DeepSeek V4 And The Cost Of Remembering: 1M Tokens, Selective Attention, And A China-Chip Pivot

Long context isn’t a feature. It’s a bill. DeepSeek’s V4 is about making that bill smaller.

DeepSeek’s V4 preview is being pitched as open, cheap, and capable — with a one‑million‑token context window and architectural tweaks aimed at making ‘remembering’ less computationally ruinous. The interesting part isn’t the bragging rights. It’s the cost curve, and the hardware politics underneath it.

What DeepSeek actually shipped (and what it claims)

MIT Technology Review reports that DeepSeek released a preview of V4, with two variants (V4‑Pro and V4‑Flash), both offering reasoning modes and a stated 1 million token context window. Engadget highlights the same headline: the pitch is “cost‑effective” long‑context, and continued “open” availability (downloadable and modifiable, per the company).

DeepSeek also claims aggressive pricing — MIT Technology Review cites $1.74/$3.48 per million input/output tokens for V4‑Pro, and roughly $0.14/$0.28 for V4‑Flash — positioning the model as a cost weapon as much as a capability statement.

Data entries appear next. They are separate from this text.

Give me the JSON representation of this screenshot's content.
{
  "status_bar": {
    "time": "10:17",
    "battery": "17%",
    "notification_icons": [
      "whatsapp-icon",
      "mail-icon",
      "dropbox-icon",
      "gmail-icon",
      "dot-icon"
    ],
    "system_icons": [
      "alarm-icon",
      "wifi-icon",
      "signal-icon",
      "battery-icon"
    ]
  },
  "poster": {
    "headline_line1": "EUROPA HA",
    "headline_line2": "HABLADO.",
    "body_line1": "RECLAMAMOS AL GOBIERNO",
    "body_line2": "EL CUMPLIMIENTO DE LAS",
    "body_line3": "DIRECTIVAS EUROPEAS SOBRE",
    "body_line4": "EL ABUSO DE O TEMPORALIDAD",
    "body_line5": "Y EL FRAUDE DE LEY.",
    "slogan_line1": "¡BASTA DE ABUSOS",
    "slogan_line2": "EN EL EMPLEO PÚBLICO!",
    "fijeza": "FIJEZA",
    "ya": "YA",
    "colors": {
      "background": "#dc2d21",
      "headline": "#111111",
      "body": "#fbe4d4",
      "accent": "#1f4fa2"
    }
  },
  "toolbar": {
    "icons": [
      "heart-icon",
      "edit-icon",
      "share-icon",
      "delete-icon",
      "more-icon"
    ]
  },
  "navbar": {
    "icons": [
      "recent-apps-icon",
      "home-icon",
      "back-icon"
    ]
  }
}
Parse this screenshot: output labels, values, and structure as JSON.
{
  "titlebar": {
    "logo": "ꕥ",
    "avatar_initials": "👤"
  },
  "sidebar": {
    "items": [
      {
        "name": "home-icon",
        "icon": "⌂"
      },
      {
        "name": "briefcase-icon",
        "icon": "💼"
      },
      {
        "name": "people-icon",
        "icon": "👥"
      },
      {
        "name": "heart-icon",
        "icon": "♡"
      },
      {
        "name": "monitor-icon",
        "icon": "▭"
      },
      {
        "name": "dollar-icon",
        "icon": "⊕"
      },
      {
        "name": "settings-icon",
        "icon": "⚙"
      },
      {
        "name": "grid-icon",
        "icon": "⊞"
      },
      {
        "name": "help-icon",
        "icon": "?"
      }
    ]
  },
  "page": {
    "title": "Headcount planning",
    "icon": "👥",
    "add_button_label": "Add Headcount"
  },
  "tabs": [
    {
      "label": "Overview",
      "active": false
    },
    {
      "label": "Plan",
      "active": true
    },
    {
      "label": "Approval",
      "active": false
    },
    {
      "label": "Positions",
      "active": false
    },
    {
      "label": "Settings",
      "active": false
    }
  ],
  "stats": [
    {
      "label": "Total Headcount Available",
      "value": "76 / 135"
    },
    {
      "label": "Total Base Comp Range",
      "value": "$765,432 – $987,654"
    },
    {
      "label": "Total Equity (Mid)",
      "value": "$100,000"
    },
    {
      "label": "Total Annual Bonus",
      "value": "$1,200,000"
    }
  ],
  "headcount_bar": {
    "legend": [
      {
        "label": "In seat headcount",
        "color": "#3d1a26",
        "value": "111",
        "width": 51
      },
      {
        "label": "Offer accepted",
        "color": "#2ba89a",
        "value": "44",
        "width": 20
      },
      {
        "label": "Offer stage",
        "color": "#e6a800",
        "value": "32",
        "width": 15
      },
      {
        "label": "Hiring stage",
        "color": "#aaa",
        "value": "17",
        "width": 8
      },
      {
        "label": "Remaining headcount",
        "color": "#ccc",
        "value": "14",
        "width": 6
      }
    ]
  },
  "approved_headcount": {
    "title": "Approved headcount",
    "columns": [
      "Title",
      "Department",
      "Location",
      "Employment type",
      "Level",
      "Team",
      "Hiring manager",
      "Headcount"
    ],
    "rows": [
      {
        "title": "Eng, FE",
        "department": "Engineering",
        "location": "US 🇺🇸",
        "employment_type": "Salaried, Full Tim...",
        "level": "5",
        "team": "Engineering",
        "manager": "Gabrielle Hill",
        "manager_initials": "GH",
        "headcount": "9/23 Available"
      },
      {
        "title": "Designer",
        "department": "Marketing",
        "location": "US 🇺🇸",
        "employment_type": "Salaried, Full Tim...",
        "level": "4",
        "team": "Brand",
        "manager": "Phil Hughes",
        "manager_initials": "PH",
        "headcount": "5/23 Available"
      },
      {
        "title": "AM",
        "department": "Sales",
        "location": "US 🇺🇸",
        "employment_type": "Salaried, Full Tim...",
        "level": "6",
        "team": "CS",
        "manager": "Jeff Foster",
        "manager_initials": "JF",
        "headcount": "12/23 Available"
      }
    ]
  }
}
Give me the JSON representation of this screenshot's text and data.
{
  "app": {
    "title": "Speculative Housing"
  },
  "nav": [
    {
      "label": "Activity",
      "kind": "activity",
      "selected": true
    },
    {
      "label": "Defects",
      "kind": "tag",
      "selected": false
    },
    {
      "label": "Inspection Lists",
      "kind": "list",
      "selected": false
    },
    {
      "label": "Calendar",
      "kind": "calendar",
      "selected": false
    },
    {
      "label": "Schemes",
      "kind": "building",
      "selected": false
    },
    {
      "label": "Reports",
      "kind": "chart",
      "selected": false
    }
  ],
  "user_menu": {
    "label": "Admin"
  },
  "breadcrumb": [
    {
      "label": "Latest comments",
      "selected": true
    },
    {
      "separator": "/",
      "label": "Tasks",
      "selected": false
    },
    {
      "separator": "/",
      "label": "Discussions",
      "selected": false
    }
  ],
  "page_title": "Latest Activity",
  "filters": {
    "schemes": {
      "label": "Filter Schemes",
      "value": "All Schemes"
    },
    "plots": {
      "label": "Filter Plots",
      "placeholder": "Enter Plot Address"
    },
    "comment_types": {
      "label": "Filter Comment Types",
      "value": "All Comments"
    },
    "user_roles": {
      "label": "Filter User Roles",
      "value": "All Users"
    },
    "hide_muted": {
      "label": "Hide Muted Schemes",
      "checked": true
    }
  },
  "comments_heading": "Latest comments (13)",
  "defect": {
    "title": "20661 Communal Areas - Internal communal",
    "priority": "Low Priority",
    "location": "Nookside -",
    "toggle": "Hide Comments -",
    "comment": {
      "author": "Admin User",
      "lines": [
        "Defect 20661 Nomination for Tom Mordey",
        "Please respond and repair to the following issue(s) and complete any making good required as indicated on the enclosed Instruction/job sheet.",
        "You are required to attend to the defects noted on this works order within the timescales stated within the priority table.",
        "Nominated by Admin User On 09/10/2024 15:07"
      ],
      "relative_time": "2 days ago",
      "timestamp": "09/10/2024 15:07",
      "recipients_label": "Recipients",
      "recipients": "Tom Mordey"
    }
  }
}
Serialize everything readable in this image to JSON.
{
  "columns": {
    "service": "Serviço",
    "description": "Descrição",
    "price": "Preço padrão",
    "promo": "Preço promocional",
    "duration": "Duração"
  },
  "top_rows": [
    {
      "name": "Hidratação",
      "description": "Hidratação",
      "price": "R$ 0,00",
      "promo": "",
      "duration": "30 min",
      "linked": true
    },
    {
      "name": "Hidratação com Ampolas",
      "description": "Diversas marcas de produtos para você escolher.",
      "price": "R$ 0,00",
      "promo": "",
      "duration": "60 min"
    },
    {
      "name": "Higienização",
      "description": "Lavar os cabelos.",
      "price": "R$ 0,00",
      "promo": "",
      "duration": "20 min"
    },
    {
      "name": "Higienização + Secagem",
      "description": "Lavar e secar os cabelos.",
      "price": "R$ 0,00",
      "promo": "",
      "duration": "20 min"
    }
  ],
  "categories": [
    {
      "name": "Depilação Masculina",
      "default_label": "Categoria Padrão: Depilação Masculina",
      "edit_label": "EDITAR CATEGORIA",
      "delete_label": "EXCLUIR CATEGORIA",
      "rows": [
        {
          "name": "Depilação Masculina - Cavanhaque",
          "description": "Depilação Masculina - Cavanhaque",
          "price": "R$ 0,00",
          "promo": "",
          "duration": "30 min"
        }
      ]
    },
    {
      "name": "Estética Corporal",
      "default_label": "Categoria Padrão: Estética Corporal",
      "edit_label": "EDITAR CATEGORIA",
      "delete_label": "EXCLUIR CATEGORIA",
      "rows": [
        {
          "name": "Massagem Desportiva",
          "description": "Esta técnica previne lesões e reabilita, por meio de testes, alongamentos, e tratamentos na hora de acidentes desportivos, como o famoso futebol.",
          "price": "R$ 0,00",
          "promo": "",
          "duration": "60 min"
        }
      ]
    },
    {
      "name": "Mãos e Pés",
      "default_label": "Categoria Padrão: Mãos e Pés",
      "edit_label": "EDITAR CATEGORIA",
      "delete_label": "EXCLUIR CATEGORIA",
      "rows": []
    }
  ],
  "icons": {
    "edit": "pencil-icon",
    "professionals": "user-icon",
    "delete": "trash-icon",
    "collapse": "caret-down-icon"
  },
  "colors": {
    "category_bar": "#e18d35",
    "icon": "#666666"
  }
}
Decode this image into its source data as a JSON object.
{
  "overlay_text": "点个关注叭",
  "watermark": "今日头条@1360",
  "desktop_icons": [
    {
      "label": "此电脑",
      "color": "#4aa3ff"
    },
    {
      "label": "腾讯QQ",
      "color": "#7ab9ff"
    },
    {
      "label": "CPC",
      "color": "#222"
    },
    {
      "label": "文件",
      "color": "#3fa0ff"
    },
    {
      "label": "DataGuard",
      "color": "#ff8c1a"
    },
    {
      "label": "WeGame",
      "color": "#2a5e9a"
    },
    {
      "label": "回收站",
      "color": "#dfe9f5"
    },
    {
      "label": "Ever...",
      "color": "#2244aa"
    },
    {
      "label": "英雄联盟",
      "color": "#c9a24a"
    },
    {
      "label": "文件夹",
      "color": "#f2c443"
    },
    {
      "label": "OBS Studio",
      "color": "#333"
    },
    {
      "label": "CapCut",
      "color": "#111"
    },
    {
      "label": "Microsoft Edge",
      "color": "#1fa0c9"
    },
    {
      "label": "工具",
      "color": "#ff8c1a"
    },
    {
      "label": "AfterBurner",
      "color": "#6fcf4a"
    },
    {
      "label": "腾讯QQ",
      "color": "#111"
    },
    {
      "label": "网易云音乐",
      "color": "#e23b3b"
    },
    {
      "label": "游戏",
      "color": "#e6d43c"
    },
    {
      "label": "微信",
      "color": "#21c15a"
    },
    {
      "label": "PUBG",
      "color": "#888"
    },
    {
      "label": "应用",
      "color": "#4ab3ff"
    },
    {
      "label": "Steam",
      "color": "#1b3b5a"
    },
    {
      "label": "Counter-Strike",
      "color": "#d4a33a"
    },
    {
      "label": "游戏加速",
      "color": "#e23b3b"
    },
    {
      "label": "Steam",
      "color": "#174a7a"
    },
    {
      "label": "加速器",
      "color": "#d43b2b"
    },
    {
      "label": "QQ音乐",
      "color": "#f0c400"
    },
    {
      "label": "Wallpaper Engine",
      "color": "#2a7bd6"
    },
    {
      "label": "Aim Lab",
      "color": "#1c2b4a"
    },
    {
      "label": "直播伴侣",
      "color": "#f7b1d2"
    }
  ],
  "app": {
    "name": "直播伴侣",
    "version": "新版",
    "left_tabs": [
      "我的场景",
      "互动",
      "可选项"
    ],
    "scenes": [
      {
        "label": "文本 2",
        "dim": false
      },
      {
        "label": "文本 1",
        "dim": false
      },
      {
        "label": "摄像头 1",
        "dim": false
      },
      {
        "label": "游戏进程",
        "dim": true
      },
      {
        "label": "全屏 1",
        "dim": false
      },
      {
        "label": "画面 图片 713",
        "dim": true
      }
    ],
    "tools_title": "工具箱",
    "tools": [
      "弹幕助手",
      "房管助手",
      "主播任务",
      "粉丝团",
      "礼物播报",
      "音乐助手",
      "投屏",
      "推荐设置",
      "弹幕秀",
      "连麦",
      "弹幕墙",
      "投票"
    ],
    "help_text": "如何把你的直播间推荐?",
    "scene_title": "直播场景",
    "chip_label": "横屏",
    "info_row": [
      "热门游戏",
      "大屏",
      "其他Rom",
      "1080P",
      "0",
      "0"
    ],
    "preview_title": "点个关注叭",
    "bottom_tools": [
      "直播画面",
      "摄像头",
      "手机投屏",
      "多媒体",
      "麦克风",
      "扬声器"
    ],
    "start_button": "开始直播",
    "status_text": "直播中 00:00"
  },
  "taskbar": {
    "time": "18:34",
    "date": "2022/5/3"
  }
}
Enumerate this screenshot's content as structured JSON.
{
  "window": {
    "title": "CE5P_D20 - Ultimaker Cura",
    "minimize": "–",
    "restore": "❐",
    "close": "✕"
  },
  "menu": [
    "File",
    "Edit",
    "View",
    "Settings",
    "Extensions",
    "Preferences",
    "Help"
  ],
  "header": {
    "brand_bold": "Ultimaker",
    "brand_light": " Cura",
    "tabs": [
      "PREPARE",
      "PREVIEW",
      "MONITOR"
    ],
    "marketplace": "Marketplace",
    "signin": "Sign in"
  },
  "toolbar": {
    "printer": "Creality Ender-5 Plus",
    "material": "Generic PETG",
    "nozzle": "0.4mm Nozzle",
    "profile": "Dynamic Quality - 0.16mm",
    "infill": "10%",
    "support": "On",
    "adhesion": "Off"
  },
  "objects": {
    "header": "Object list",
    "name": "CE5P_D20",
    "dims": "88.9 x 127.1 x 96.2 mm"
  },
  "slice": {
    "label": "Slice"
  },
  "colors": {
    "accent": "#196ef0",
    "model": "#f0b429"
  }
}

The non-obvious thing: long context becomes strategic when attention stops being quadratic pain

Everyone can slap “1M tokens” on a slide deck now. The differentiator is whether you can do it without turning inference into a bonfire. MIT Technology Review describes V4’s core move as selective attention: compress older context, keep nearby text “full fidelity,” and focus compute on the bits most likely to matter.

DeepSeek says that, at a 1M‑token context, V4‑Pro uses 27% of the compute and 10% of the memory of its prior model (V3.2), with even larger reductions claimed for V4‑Flash. If those numbers hold in real deployments (big “if”), this is the difference between long context being a premium gimmick and long context being default infrastructure.

The other non-obvious thing: ‘open’ is colliding with ‘chips’

V4 is also framed as DeepSeek’s first model optimized for domestic Chinese chips (notably Huawei’s Ascend), and MIT Technology Review calls out Huawei’s statement that Ascend 950‑series “supernode” products will support V4. The geopolitical read is obvious: export controls pushed China toward a parallel stack. The operational read is the interesting one: inference is where domestic chips may be “good enough” sooner than training, which means a lab can shift its cost base and pricing strategy even if training still leans on Nvidia elsewhere.

So you get a neat two‑layer strategy: lower the cost of memory (architecturally), then lower the cost of compute (supply chain). If you’re trying to build an ecosystem around your model, that’s how you turn “open weights” into “open distribution.”

The Singularity Soup Take

The next model war isn’t “who’s smartest,” it’s “who can afford to remember.” DeepSeek is trying to turn long-context from a luxury into a baseline — and it’s doing it in the most 2026 way possible: architecture tweaks plus a chip-alignment story that doubles as industrial policy.

What to Watch

  • Real-world long-context reliability. Does the compression approach preserve the right details, or does it quietly eat the evidence you needed?
  • Developer uptake at the tooling layer. Watch whether “optimized for agent frameworks” turns into real integrations and tutorials — not just benchmark charts.
  • Ascend at scale. If Huawei supernodes ship in volume (and work), pricing pressure on closed models intensifies fast.